Right now on the country radio charts, there are only four solo women represented, and the sole solo woman in the Top 10 is Carly Pearce with “Every Little Thing” at #6—a song currently benefiting from iHeartMedia’s “On The Verge” program which inflates spin numbers for a specific song. Maren Morris is the only other woman in the Top 20 with “I Could Use A Love Song.” Miranda Lambert’s “Tin Man” written with Jack Ingram and Jon Randall has been suffering all year to gain serious traction on the charts, and currently sits at #24—which is a peak for the song. Miranda’s previous single “We Should Be Friends” stalled at #26, despite Miranda’s most recent record The Weight of These Wings selling through well and being certified platinum by the RIAA.

Recently there has been some concern over where the women on pop radio are going as well, but where pop’s female representation (or lack thereof) is cyclical, country’s is more systemic. There has never been a moment in recent history where women have even received a quarter of the representation on country radio. Many wonder when people will stop complaining about the issue, but perhaps they should wonder when it will be solved so people stop complaining about it.

Women artists have spoken up about it, and sometimes it seems like the media is obsessed with it.
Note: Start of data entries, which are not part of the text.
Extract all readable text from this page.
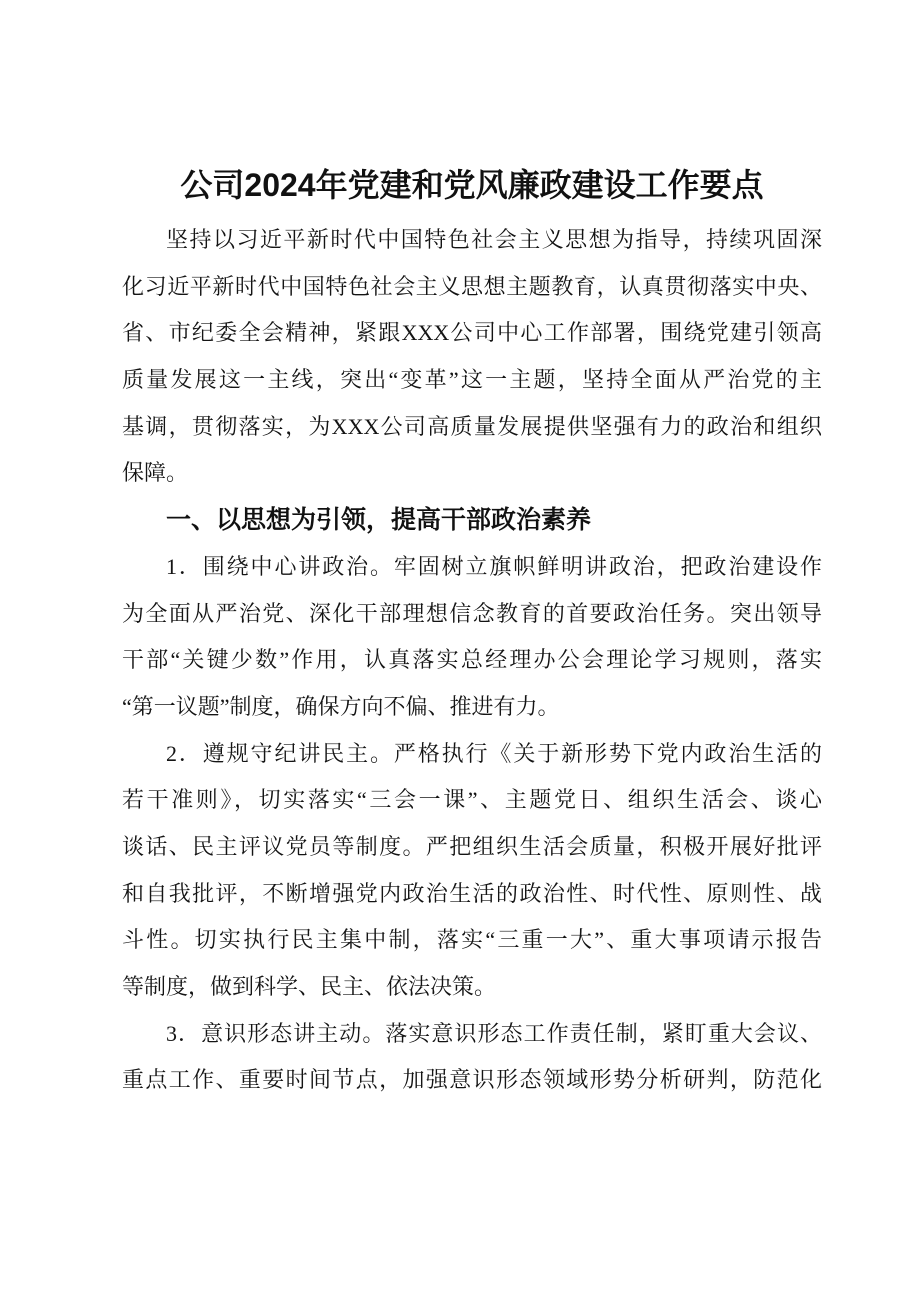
公司2024年党建和党风廉政建设工作要点
坚持以习近平新时代中国特色社会主义思想为指导，持续巩固深
化习近平新时代中国特色社会主义思想主题教育，认真贯彻落实中央、
省、市纪委全会精神，紧跟XXX公司中心工作部署，围绕党建引领高
质量发展这一主线，突出“变革”这一主题，坚持全面从严治党的主
基调，贯彻落实，为XXX公司高质量发展提供坚强有力的政治和组织
保障。
一、以思想为引领，提高干部政治素养
1．围绕中心讲政治。牢固树立旗帜鲜明讲政治，把政治建设作
为全面从严治党、深化干部理想信念教育的首要政治任务。突出领导
干部“关键少数”作用，认真落实总经理办公会理论学习规则，落实
“第一议题”制度，确保方向不偏、推进有力。
2．遵规守纪讲民主。严格执行《关于新形势下党内政治生活的
若干准则》，切实落实“三会一课”、主题党日、组织生活会、谈心
谈话、民主评议党员等制度。严把组织生活会质量，积极开展好批评
和自我批评，不断增强党内政治生活的政治性、时代性、原则性、战
斗性。切实执行民主集中制，落实“三重一大”、重大事项请示报告
等制度，做到科学、民主、依法决策。
3．意识形态讲主动。落实意识形态工作责任制，紧盯重大会议、
重点工作、重要时间节点，加强意识形态领域形势分析研判，防范化
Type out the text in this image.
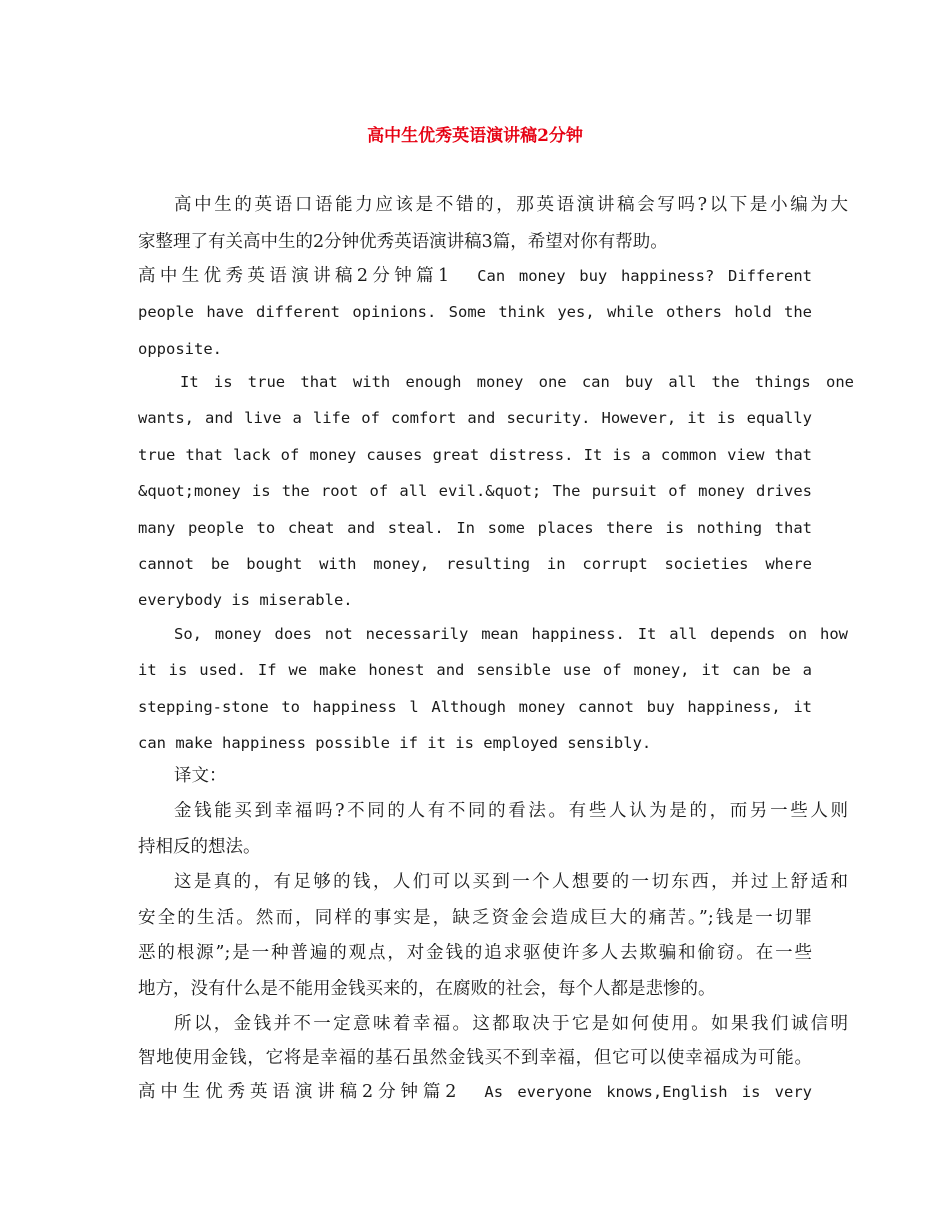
高中生优秀英语演讲稿2分钟

高中生的英语口语能力应该是不错的，那英语演讲稿会写吗?以下是小编为大

家整理了有关高中生的2分钟优秀英语演讲稿3篇，希望对你有帮助。

高中生优秀英语演讲稿2分钟篇1 Can money buy happiness? Different

people have different opinions. Some think yes, while others hold the

opposite.

It is true that with enough money one can buy all the things one

wants, and live a life of comfort and security. However, it is equally

true that lack of money causes great distress. It is a common view that

&quot;money is the root of all evil.&quot; The pursuit of money drives

many people to cheat and steal. In some places there is nothing that

cannot be bought with money, resulting in corrupt societies where

everybody is miserable.

So, money does not necessarily mean happiness. It all depends on how

it is used. If we make honest and sensible use of money, it can be a

stepping-stone to happiness l Although money cannot buy happiness, it

can make happiness possible if it is employed sensibly.

译文：

金钱能买到幸福吗?不同的人有不同的看法。有些人认为是的，而另一些人则

持相反的想法。

这是真的，有足够的钱，人们可以买到一个人想要的一切东西，并过上舒适和

安全的生活。然而，同样的事实是，缺乏资金会造成巨大的痛苦。”;钱是一切罪

恶的根源”;是一种普遍的观点，对金钱的追求驱使许多人去欺骗和偷窃。在一些

地方，没有什么是不能用金钱买来的，在腐败的社会，每个人都是悲惨的。

所以，金钱并不一定意味着幸福。这都取决于它是如何使用。如果我们诚信明

智地使用金钱，它将是幸福的基石虽然金钱买不到幸福，但它可以使幸福成为可能。

高中生优秀英语演讲稿2分钟篇2 As everyone knows,English is very
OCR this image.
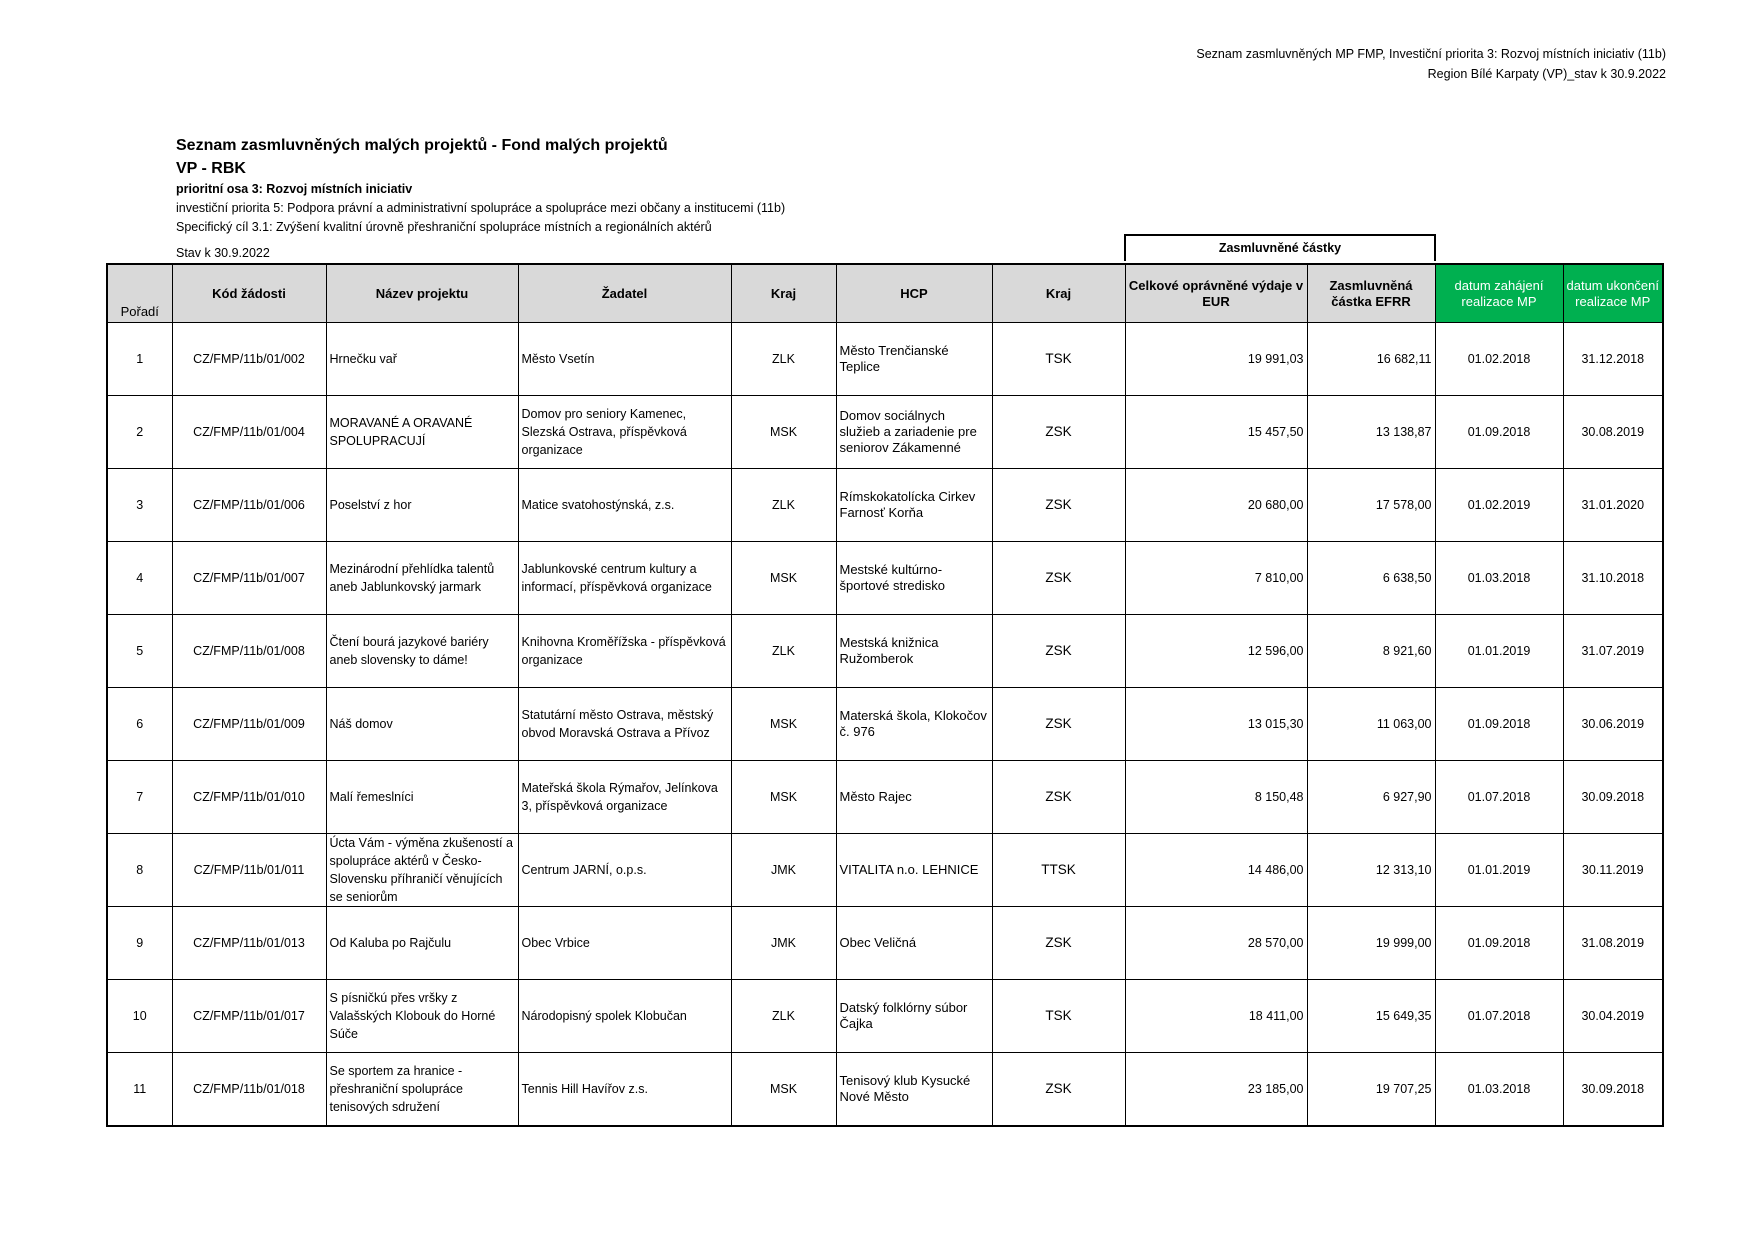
Seznam zasmluvněných MP FMP, Investiční priorita 3: Rozvoj místních iniciativ (11b)
Region Bílé Karpaty (VP)_stav k 30.9.2022
Seznam zasmluvněných malých projektů - Fond malých projektů
VP - RBK
prioritní osa 3: Rozvoj místních iniciativ
investiční priorita 5: Podpora právní a administrativní spolupráce a spolupráce mezi občany a institucemi (11b)
Specifický cíl 3.1: Zvýšení kvalitní úrovně přeshraniční spolupráce místních a regionálních aktérů
Stav k 30.9.2022	Zasmluvněné částky
Pořadí	Kód žádosti	Název projektu	Žadatel	Kraj	HCP	Kraj	Celkové oprávněné výdaje v EUR	Zasmluvněná částka EFRR	datum zahájení realizace MP	datum ukončení realizace MP
1	CZ/FMP/11b/01/002	Hrnečku vař	Město Vsetín	ZLK	Město Trenčianské Teplice	TSK	19 991,03	16 682,11	01.02.2018	31.12.2018
2	CZ/FMP/11b/01/004	MORAVANÉ A ORAVANÉ SPOLUPRACUJÍ	Domov pro seniory Kamenec, Slezská Ostrava, příspěvková organizace	MSK	Domov sociálnych služieb a zariadenie pre seniorov Zákamenné	ZSK	15 457,50	13 138,87	01.09.2018	30.08.2019
3	CZ/FMP/11b/01/006	Poselství z hor	Matice svatohostýnská, z.s.	ZLK	Rímskokatolícka Cirkev Farnosť Korňa	ZSK	20 680,00	17 578,00	01.02.2019	31.01.2020
4	CZ/FMP/11b/01/007	Mezinárodní přehlídka talentů aneb Jablunkovský jarmark	Jablunkovské centrum kultury a informací, příspěvková organizace	MSK	Mestské kultúrno-športové stredisko	ZSK	7 810,00	6 638,50	01.03.2018	31.10.2018
5	CZ/FMP/11b/01/008	Čtení bourá jazykové bariéry aneb slovensky to dáme!	Knihovna Kroměřížska - příspěvková organizace	ZLK	Mestská knižnica Ružomberok	ZSK	12 596,00	8 921,60	01.01.2019	31.07.2019
6	CZ/FMP/11b/01/009	Náš domov	Statutární město Ostrava, městský obvod Moravská Ostrava a Přívoz	MSK	Materská škola, Klokočov č. 976	ZSK	13 015,30	11 063,00	01.09.2018	30.06.2019
7	CZ/FMP/11b/01/010	Malí řemeslníci	Mateřská škola Rýmařov, Jelínkova 3, příspěvková organizace	MSK	Město Rajec	ZSK	8 150,48	6 927,90	01.07.2018	30.09.2018
8	CZ/FMP/11b/01/011	Úcta Vám - výměna zkušeností a spolupráce aktérů v Česko-Slovensku příhraničí věnujících se seniorům	Centrum JARNÍ, o.p.s.	JMK	VITALITA n.o. LEHNICE	TTSK	14 486,00	12 313,10	01.01.2019	30.11.2019
9	CZ/FMP/11b/01/013	Od Kaluba po Rajčulu	Obec Vrbice	JMK	Obec Veličná	ZSK	28 570,00	19 999,00	01.09.2018	31.08.2019
10	CZ/FMP/11b/01/017	S písničkú přes vršky z Valašských Klobouk do Horné Súče	Národopisný spolek Klobučan	ZLK	Datský folklórny súbor Čajka	TSK	18 411,00	15 649,35	01.07.2018	30.04.2019
11	CZ/FMP/11b/01/018	Se sportem za hranice - přeshraniční spolupráce tenisových sdružení	Tennis Hill Havířov z.s.	MSK	Tenisový klub Kysucké Nové Město	ZSK	23 185,00	19 707,25	01.03.2018	30.09.2018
But until the powers that be on radio start to listen, or maybe the male artists that continue to benefit from the skewed numbers start to speak up as well, a semblance of equalization returning to country radio will be more of a dream than a reality. And this isn’t just about gender. It happens to be that if you had more women on country radio, you would also experience an elevated level of quality since it’s often the women leading the way when comes to the degree of substance and country you get from “country” songs in the mainstream.